Though still popular, not everyone has been on board with the social media frenzy surrounding Trudeau, which is now entering its second year. Some believe the viral coverage of photogenic prime minister has become over-saturated.
“I think now, having been a year from his election, that shine has faded,” Wickramsinghe added. “You’re starting to see that there is a lot of flash but, especially here on the West Coast, you also see [Trudeau and the Liberal government] not keeping their campaign promises.”
Others were much more critical.
“I don’t think Justin Trudeau’s web strategy convinced anyone except those who vote solely based on good looks,” said a Canadian blogger who has been critical of Trudeau. “The only aspect I can say worked is the ‘selfie.’ [Trudeau] takes a lot of selfies with adoring fans. They lap it up. It breeds commitment, in my opinion.”

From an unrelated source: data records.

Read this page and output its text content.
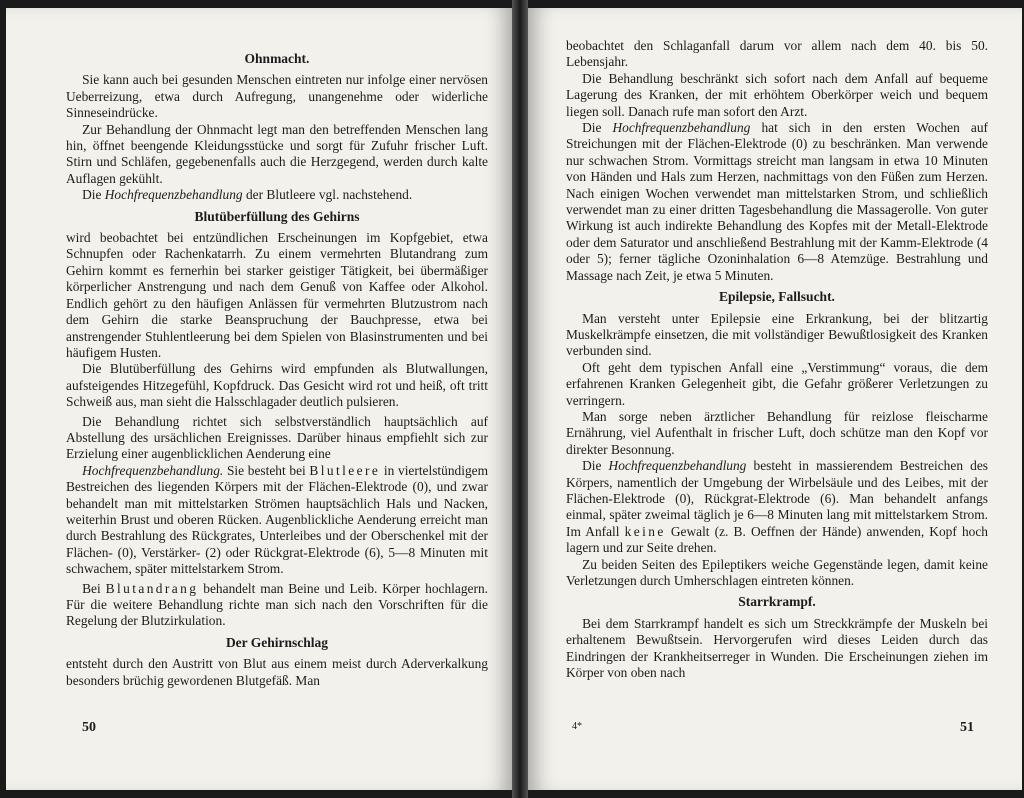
Ohnmacht.

Sie kann auch bei gesunden Menschen eintreten nur infolge einer nervösen Ueberreizung, etwa durch Aufregung, unangenehme oder widerliche Sinneseindrücke.

Zur Behandlung der Ohnmacht legt man den betreffenden Menschen lang hin, öffnet beengende Kleidungsstücke und sorgt für Zufuhr frischer Luft. Stirn und Schläfen, gegebenenfalls auch die Herzgegend, werden durch kalte Auflagen gekühlt.

Die Hochfrequenzbehandlung der Blutleere vgl. nachstehend.

Blutüberfüllung des Gehirns

wird beobachtet bei entzündlichen Erscheinungen im Kopfgebiet, etwa Schnupfen oder Rachenkatarrh. Zu einem vermehrten Blutandrang zum Gehirn kommt es fernerhin bei starker geistiger Tätigkeit, bei übermäßiger körperlicher Anstrengung und nach dem Genuß von Kaffee oder Alkohol. Endlich gehört zu den häufigen Anlässen für vermehrten Blutzustrom nach dem Gehirn die starke Beanspruchung der Bauchpresse, etwa bei anstrengender Stuhlentleerung bei dem Spielen von Blasinstrumenten und bei häufigem Husten.

Die Blutüberfüllung des Gehirns wird empfunden als Blutwallungen, aufsteigendes Hitzegefühl, Kopfdruck. Das Gesicht wird rot und heiß, oft tritt Schweiß aus, man sieht die Halsschlagader deutlich pulsieren.

Die Behandlung richtet sich selbstverständlich hauptsächlich auf Abstellung des ursächlichen Ereignisses. Darüber hinaus empfiehlt sich zur Erzielung einer augenblicklichen Aenderung eine

Hochfrequenzbehandlung. Sie besteht bei Blutleere in viertelstündigem Bestreichen des liegenden Körpers mit der Flächen-Elektrode (0), und zwar behandelt man mit mittelstarken Strömen hauptsächlich Hals und Nacken, weiterhin Brust und oberen Rücken. Augenblickliche Aenderung erreicht man durch Bestrahlung des Rückgrates, Unterleibes und der Oberschenkel mit der Flächen- (0), Verstärker- (2) oder Rückgrat-Elektrode (6), 5—8 Minuten mit schwachem, später mittelstarkem Strom.

Bei Blutandrang behandelt man Beine und Leib. Körper hochlagern. Für die weitere Behandlung richte man sich nach den Vorschriften für die Regelung der Blutzirkulation.

Der Gehirnschlag

entsteht durch den Austritt von Blut aus einem meist durch Aderverkalkung besonders brüchig gewordenen Blutgefäß. Man

50

beobachtet den Schlaganfall darum vor allem nach dem 40. bis 50. Lebensjahr.

Die Behandlung beschränkt sich sofort nach dem Anfall auf bequeme Lagerung des Kranken, der mit erhöhtem Oberkörper weich und bequem liegen soll. Danach rufe man sofort den Arzt.

Die Hochfrequenzbehandlung hat sich in den ersten Wochen auf Streichungen mit der Flächen-Elektrode (0) zu beschränken. Man verwende nur schwachen Strom. Vormittags streicht man langsam in etwa 10 Minuten von Händen und Hals zum Herzen, nachmittags von den Füßen zum Herzen. Nach einigen Wochen verwendet man mittelstarken Strom, und schließlich verwendet man zu einer dritten Tagesbehandlung die Massagerolle. Von guter Wirkung ist auch indirekte Behandlung des Kopfes mit der Metall-Elektrode oder dem Saturator und anschließend Bestrahlung mit der Kamm-Elektrode (4 oder 5); ferner tägliche Ozoninhalation 6—8 Atemzüge. Bestrahlung und Massage nach Zeit, je etwa 5 Minuten.

Epilepsie, Fallsucht.

Man versteht unter Epilepsie eine Erkrankung, bei der blitzartig Muskelkrämpfe einsetzen, die mit vollständiger Bewußtlosigkeit des Kranken verbunden sind.

Oft geht dem typischen Anfall eine „Verstimmung“ voraus, die dem erfahrenen Kranken Gelegenheit gibt, die Gefahr größerer Verletzungen zu verringern.

Man sorge neben ärztlicher Behandlung für reizlose fleischarme Ernährung, viel Aufenthalt in frischer Luft, doch schütze man den Kopf vor direkter Besonnung.

Die Hochfrequenzbehandlung besteht in massierendem Bestreichen des Körpers, namentlich der Umgebung der Wirbelsäule und des Leibes, mit der Flächen-Elektrode (0), Rückgrat-Elektrode (6). Man behandelt anfangs einmal, später zweimal täglich je 6—8 Minuten lang mit mittelstarkem Strom. Im Anfall keine Gewalt (z. B. Oeffnen der Hände) anwenden, Kopf hoch lagern und zur Seite drehen.

Zu beiden Seiten des Epileptikers weiche Gegenstände legen, damit keine Verletzungen durch Umherschlagen eintreten können.

Starrkrampf.

Bei dem Starrkrampf handelt es sich um Streckkrämpfe der Muskeln bei erhaltenem Bewußtsein. Hervorgerufen wird dieses Leiden durch das Eindringen der Krankheitserreger in Wunden. Die Erscheinungen ziehen im Körper von oben nach

4*	51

The student went on to mention that a lot of the attention paid to Trudeau’s good looks and viral moments obscures many of the deeper social problems affecting Canada and instead leads outsiders to perceive the country as “some kind of paradise.”
The Liberal government has taken a hit in its favorability since the start of this year, especially after it reneged on one of its major campaign promises to reform the country’s electoral system.
Trudeau’s government has also been faulted for breaking some of the promises it made to the country’s indigenous peoples when it announced that it will not fully implement the United Nations Declaration of the Rights of Indigenous Peoples, and approved several dam and pipeline projects with only limited consent from the affected tribes.
Though his approval rating has dipped since the start of this year, Trudeau remains as popular now as other prime ministers have been at this point in their premiership. And the social media frenzy shows no signs of abating. Just last week, new photos surfaced of Trudeau as a young man and were promptly spread around the internet. While his critics may be growing, “Prime Minister Selfie” still has yet to lose that viral charm.